When I first heard about weekly billing, I was feeling crushed by the stress of juggling multiple hourly-billed projects. I knew I wanted to transition to weekly.
I’m not going to cover the differences in detail, but weekly billing beats hourly on nearly all fronts. A few reasons weekly billing is better:
- You only have 1 project to work on at a time
- Clients are motivated to finish within the scheduled week (or have to buy another week)
- Scoping projects in weeks is much easier than hours
- No more tracking time or debates over 30 minute phone calls
The list goes on and on. If you want more evidence, see these resources:
- Stop Billing Hourly
- Brennan Dunn’s opinion on hourly
- Patrick Mckenzie’s story of growing his consulting business
It’s not easy to switch
I’ve heard of freelancers moving straight from hourly to weekly with success. This is not the norm.

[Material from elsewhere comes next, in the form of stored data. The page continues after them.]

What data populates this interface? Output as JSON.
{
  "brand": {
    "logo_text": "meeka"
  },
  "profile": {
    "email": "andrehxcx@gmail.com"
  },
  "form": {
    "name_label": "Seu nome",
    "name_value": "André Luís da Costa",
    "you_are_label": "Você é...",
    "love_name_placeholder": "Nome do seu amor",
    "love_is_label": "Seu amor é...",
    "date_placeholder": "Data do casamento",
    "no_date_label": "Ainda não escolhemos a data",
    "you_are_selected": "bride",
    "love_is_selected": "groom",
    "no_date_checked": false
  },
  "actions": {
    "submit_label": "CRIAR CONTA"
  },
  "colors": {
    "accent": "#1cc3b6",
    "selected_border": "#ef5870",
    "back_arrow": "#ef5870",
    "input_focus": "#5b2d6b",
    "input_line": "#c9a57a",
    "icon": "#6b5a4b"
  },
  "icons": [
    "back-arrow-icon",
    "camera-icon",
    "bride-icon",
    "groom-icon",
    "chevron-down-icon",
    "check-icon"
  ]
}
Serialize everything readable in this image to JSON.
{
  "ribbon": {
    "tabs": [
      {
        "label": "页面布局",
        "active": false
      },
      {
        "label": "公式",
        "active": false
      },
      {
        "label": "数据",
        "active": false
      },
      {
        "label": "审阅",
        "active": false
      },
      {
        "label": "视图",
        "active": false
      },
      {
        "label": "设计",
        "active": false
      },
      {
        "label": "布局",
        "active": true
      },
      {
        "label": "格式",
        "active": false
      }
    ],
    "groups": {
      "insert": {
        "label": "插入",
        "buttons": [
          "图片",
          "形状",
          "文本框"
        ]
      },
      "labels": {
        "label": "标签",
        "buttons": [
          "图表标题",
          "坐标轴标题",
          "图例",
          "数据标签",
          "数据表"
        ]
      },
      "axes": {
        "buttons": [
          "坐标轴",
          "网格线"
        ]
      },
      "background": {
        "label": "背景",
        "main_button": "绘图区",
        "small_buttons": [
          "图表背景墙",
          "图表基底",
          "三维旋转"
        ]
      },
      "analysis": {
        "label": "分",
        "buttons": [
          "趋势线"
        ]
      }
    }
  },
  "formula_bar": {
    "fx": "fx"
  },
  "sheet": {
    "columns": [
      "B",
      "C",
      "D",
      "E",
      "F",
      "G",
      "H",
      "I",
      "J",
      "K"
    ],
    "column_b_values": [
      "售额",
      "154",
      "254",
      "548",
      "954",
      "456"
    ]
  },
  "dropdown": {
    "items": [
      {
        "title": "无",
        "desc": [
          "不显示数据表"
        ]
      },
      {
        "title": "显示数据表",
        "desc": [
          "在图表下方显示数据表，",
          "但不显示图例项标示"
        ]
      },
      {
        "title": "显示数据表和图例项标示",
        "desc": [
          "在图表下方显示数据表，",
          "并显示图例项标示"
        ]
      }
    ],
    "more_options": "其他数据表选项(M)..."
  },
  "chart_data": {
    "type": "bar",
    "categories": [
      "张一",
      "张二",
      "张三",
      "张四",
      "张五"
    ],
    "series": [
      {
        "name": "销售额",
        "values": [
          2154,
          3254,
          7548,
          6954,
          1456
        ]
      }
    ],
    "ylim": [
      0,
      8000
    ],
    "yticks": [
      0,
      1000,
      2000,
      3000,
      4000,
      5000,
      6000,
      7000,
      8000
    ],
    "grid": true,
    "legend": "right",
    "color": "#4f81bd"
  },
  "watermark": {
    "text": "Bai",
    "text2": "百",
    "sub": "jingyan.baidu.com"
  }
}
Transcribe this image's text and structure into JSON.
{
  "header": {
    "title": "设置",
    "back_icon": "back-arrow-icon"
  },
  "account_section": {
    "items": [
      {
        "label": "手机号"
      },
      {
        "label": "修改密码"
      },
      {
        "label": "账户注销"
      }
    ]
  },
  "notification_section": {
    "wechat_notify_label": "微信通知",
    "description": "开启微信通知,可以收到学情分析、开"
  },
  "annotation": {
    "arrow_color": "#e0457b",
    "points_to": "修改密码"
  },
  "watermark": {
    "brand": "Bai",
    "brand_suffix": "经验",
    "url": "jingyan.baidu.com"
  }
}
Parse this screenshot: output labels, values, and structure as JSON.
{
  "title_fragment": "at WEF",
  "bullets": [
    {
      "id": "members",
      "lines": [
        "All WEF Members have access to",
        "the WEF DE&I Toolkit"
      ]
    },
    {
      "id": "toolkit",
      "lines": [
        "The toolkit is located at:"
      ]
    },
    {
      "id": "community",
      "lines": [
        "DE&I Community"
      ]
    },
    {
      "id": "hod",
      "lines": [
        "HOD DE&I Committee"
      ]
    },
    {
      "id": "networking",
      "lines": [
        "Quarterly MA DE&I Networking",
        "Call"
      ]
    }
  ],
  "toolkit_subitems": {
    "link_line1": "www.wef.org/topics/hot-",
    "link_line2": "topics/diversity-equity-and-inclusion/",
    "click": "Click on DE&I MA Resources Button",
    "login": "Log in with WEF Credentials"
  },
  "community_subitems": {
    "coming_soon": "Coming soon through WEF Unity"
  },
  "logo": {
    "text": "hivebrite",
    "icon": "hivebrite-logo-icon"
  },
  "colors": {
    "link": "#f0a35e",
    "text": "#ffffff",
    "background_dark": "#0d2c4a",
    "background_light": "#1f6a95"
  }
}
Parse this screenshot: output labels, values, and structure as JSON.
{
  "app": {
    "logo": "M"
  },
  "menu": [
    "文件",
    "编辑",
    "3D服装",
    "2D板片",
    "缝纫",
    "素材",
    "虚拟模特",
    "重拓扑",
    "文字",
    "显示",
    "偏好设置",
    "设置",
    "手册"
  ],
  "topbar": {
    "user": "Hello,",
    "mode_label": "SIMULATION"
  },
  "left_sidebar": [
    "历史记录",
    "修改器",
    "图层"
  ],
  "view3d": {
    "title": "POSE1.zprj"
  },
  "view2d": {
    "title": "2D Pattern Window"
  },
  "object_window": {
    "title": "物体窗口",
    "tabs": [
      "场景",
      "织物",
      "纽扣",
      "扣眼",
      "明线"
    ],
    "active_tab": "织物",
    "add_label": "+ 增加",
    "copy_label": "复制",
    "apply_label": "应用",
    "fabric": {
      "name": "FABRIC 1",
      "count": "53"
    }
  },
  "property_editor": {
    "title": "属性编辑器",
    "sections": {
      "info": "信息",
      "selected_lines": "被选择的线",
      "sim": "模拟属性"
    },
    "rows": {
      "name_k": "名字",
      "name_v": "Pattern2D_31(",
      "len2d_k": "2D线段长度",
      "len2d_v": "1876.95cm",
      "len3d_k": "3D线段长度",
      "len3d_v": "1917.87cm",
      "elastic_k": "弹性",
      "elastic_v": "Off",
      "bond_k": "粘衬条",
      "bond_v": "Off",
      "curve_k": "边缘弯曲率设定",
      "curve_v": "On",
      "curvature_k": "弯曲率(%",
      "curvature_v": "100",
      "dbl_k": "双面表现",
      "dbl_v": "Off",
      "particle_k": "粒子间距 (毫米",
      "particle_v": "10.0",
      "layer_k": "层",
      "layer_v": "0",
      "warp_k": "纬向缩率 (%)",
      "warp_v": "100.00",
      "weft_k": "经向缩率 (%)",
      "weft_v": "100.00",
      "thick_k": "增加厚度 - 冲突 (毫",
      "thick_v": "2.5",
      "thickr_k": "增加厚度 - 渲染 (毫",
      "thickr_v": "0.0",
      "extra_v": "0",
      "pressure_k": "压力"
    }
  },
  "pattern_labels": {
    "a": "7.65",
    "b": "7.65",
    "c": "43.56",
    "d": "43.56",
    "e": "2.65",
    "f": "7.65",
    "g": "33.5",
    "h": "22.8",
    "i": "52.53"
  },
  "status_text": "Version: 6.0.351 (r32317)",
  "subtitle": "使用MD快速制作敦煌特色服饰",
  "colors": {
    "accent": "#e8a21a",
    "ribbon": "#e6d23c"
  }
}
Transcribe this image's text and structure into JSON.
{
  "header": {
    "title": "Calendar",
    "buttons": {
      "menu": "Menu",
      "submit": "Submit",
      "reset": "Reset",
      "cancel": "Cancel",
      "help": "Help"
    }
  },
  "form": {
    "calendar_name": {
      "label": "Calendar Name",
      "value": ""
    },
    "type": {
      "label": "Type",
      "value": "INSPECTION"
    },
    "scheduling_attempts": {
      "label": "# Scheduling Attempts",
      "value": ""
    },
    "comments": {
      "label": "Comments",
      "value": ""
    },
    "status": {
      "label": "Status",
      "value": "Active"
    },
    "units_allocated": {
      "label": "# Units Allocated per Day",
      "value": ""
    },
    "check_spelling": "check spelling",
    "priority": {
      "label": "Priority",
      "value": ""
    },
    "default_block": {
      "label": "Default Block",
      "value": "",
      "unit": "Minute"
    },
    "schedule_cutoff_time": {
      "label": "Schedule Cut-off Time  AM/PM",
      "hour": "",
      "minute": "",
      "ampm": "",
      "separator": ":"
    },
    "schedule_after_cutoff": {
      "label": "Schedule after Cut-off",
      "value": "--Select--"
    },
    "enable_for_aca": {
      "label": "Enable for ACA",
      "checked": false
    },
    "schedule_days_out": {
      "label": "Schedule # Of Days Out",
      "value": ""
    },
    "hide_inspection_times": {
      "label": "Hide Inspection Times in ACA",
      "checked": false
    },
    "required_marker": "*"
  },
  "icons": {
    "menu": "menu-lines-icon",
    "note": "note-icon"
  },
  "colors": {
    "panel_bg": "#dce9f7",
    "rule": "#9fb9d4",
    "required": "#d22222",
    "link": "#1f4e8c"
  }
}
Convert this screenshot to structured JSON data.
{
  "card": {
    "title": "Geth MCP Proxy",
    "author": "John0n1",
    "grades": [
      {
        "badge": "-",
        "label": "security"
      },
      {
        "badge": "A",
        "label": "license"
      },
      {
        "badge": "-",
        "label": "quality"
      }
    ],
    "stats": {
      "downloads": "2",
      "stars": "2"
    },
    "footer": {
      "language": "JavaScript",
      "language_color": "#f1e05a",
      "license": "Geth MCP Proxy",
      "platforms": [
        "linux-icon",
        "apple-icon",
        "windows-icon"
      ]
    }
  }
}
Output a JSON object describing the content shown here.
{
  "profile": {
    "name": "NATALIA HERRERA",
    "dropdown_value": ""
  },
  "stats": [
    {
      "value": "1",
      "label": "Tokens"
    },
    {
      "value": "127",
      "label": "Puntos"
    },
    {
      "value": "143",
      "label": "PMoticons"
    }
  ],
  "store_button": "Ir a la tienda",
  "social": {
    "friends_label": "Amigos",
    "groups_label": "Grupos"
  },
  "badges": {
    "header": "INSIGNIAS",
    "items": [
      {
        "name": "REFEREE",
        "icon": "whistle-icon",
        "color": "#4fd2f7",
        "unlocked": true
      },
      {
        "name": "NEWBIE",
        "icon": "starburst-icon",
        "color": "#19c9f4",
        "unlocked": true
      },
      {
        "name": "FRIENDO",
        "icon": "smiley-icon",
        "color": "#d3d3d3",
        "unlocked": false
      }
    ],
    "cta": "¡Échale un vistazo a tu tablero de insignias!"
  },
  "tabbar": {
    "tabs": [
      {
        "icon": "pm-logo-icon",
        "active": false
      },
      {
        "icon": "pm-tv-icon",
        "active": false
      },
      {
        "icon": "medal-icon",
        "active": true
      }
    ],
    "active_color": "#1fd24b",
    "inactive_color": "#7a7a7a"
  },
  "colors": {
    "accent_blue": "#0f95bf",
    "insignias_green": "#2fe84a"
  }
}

Most of us have trouble when switching to weekly. I did. Here’s a few barriers you might be facing:
- Your projects are too small for weekly billing
- Your clients won’t accept the switch
- You can never free up an entire week
I was facing these same problems just 3 months ago. I knew I wanted to bill weekly, but I couldn’t make the leap.
I’d like to walk you through the ways I overcame the above challenges, in hopes you can make the transition yourself.
Switch to daily billing first
Take baby steps. Make the transition easier.
Instead of weekly, try starting with daily billing. If your projects are too small, do half-days.
Once you’ve proven that you can reliably do the work while using daily/half-daily rates, the transition to weekly is much easier.
It doesn’t have to be either/or. During your transition from daily -> weekly, offer both. Be sure to give a discount to encourage weekly. Here’s how you can pitch it to clients:
“I primarily work weekly at $2,000/week. For smaller projects, I do a daily rate of $450.”
$450/day would net $2200 per week (assuming you work 5 days per week), which makes $2000/week an attractive option for your client when a project is 3-4 days long.
Be confident in your new policy. No exceptions.
Maybe your clients don’t like the idea of paying weekly.
I don’t blame them: Suddenly they’re being asked to change from easily-measurable, granular costs (hourly) to vaguely defined, expensive, large chunks of time (weekly).
Be confident! Taking baby steps (as mentioned above) helps. Having money in the bank to live off helps.
You can break the hourly cycle.
Your work will never fit exactly into a week
Projects always have odds & ends to tie up, even when the week is over. Don’t sweat it, just account for it in your planning.
Leave enough time in every week to handle
- Cleanup from the last project
- Prep work for the next project
- Sales, proposals, etc
This means you need to scope your projects according to the time you’ll be able to commit to them. You won’t be 40 hours a week heads-down in a project, even when it’s the only project for the week. Leave yourself some breathing room.
How to set a weekly rate
Assuming you’ve never billed weekly before, here’s how I’d recommend starting out:
$daily_rate = 4.5 x $hourly_rate;
$weekly_rate = 20 x $hourly_rate;
Let’s plug in a number. Assume your hourly rate is $100:
Your daily rate can start at 4.5 x $100 = $450.
Your weekly rate can start at 20 x $100 = $2000.
Make the transition
Weekly billing won’t work for everyone, nor will it work for every project. If weekly isn’t possible, you can get many of the same benefits by billing daily.
If you’re billing hourly, try something new. I think you’ll love it, and you might be surprised how well it works (and how open your clients are).